Brooklyn suffered the worst in comparison to other areas of the city incurring 693 foreclosure notices in January, an 86.8% increase compared to January last year. Compared to December 2009, foreclosure notices decreased by 8.5 percent. The rest of the 5 boroughs fared better in comparison to December as well, but worse when compared to January 2009.
"We expect this to continue for the next three to four months before it plateaus," states Michael Hickey, executive director of the Center for New York City Neighborhoods, "We are still in a crisis." Hickey organizes free housing counseling and legal services for real estate in NYC.

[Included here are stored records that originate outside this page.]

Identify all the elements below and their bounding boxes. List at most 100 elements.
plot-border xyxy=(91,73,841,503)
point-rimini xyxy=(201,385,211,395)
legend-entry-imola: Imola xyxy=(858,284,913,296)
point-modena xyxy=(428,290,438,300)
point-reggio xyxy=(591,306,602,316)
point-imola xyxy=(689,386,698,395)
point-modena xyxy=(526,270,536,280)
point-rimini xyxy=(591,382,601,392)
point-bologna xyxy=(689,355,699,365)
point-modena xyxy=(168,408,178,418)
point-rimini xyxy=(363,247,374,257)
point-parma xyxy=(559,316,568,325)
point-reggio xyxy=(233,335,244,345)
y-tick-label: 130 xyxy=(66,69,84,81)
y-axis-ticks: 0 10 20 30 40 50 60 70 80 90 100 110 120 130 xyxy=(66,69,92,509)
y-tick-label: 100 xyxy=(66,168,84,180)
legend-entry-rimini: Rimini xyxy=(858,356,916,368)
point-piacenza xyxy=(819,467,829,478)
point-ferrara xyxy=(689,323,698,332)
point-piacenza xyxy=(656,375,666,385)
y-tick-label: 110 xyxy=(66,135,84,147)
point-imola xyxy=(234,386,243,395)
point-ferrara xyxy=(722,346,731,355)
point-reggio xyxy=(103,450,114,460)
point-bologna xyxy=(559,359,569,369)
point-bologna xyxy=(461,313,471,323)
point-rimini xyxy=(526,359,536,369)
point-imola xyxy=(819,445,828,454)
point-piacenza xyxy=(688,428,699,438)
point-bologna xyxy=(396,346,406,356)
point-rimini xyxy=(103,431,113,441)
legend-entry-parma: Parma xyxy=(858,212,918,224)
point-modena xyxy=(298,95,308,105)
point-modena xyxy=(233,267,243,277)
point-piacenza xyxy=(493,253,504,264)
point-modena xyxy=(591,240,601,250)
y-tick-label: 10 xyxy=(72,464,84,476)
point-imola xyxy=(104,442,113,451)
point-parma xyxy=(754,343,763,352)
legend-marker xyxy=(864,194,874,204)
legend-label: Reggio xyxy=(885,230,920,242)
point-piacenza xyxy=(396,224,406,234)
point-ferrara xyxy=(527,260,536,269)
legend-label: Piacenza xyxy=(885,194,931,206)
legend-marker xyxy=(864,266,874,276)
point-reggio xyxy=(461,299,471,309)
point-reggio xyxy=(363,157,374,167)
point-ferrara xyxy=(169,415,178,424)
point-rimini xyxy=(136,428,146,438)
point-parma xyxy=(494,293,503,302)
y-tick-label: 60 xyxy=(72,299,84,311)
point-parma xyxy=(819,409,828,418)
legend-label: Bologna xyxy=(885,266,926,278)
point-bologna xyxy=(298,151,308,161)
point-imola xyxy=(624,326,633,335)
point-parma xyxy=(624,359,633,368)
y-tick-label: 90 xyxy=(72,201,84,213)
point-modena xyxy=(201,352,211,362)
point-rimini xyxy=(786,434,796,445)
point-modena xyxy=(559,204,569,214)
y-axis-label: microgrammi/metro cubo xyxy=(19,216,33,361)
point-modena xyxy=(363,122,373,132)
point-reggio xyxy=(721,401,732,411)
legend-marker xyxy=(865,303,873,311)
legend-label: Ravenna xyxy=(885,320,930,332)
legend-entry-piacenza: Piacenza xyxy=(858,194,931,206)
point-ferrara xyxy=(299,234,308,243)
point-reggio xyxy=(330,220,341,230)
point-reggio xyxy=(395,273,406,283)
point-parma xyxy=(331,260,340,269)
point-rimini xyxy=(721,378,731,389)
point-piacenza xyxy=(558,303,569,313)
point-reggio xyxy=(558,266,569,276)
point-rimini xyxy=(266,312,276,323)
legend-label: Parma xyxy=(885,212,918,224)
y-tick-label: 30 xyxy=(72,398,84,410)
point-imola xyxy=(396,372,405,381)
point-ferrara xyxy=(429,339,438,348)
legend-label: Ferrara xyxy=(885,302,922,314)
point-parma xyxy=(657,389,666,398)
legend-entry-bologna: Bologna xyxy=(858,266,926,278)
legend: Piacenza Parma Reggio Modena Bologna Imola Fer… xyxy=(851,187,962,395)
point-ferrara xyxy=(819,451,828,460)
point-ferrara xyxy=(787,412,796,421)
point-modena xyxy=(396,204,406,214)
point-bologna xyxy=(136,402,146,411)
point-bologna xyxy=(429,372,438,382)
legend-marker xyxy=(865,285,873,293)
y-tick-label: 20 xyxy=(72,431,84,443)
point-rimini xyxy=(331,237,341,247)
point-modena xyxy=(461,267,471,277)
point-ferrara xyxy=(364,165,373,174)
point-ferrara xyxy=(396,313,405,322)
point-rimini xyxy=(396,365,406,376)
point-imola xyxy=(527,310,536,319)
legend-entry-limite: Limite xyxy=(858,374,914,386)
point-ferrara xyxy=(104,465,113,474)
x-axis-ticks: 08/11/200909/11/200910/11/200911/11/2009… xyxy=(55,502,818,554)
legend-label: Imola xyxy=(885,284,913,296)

All of New York State accounts for 59,990 foreclosed homes with an average foreclosure sales price of $314,010. For example, 1 in every 1,737 housing units received a foreclosure filing in January 2010. These foreclosure rates are found by calculating the total number of housing units (acquired from the most recent U.S. census bureau estimates) and dividing that number by the amount of homes that received a foreclosure filing in that month. A ratio is then developed by the results.
Perhaps the most recent NYC foreclosure shocker was the Tishman and Blackrock Properties failure to make a $16 million loan payment for the Peter Cooper Village and Stuyvesant Town realty properties. The properties are now being sought after by a New York City Realty veteran family, the LeFraks, who apparently take the nature of NYC real estate with a grain of salt and avoid "going on a binge."
“What the families have a claim to is that they never go away,” said Steven Spinola, president of the Real Estate Board of New York. “When this economic crisis goes away, they’ll still be here. We’ll see about the other guys.” The other guys being the younger, flashier buyers that take the market by storm and buy everything in site for record-breaking prices.